Medicinal Chemistry, Monash Institute of Pharmaceutical Sciences, Monash University, Parkville, Victoria 3052, Australia; ARC Centre for Fragment-Based Design, Monash University, Parkville, Victoria 3052, Australia.
J Mol Biol. 2021 Jul 23;433(15):167061. doi: 10.1016/j.jmb.2021.167061. Epub 2021 May 21.
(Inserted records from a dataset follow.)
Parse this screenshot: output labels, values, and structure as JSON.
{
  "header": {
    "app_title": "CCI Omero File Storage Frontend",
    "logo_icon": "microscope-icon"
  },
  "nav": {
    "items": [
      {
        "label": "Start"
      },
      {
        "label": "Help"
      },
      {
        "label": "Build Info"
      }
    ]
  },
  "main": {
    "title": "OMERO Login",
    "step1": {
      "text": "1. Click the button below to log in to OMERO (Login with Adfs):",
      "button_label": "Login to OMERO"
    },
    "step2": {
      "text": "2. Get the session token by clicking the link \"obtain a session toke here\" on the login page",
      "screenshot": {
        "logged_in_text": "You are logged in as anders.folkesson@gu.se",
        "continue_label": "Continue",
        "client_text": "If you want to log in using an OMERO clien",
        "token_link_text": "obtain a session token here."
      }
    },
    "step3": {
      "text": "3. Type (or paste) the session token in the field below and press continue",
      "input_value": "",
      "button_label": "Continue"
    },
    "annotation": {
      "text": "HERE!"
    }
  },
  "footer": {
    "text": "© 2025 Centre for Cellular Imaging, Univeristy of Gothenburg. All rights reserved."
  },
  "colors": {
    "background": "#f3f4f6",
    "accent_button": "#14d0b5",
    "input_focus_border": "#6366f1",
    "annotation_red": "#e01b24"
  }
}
Mycobacterium tuberculosis is responsible for more than 1.6 million deaths each year. One potential antibacterial target in M. tuberculosis is filamentous temperature sensitive protein Z (FtsZ), which is the bacterial homologue of mammalian tubulin, a validated cancer target. M. tuberculosis FtsZ function is essential, with its inhibition leading to arrest of cell division, elongation of the bacterial cell and eventual cell death. However, the development of potent inhibitors against FtsZ has been a challenge owing to the lack of structural information. Here we report multiple crystal structures of M. tuberculosis FtsZ in complex with a coumarin analogue. The 4-hydroxycoumarin binds exclusively to two novel cryptic pockets in nucleotide-free FtsZ, but not to the binary FtsZ-GTP or GDP complexes. Our findings provide a detailed understanding of the molecular basis for cryptic pocket formation, controlled by the conformational flexibility of the H7 helix, and thus reveal an important structural and mechanistic rationale for coumarin antibacterial activity.
结核分枝杆菌每年导致超过 160 万人死亡。分枝杆菌中的一个潜在的抗菌靶标是丝状温度敏感蛋白 Z(FtsZ),它是哺乳动物微管蛋白的细菌同源物,微管蛋白是一个已验证的癌症靶点。分枝杆菌 FtsZ 的功能是必不可少的,其抑制作用导致细胞分裂停滞、细菌细胞伸长,最终导致细胞死亡。然而,由于缺乏结构信息,针对 FtsZ 的有效抑制剂的开发一直是一个挑战。在这里,我们报告了分枝杆菌 FtsZ 与香豆素类似物结合的多个晶体结构。4-羟基香豆素仅与无核苷酸 FtsZ 中的两个新的隐匿口袋结合,而不与二元 FtsZ-GTP 或 GDP 复合物结合。我们的研究结果提供了对隐匿口袋形成的分子基础的详细了解,这是由 H7 螺旋的构象灵活性控制的,因此揭示了香豆素抗菌活性的重要结构和机制基础。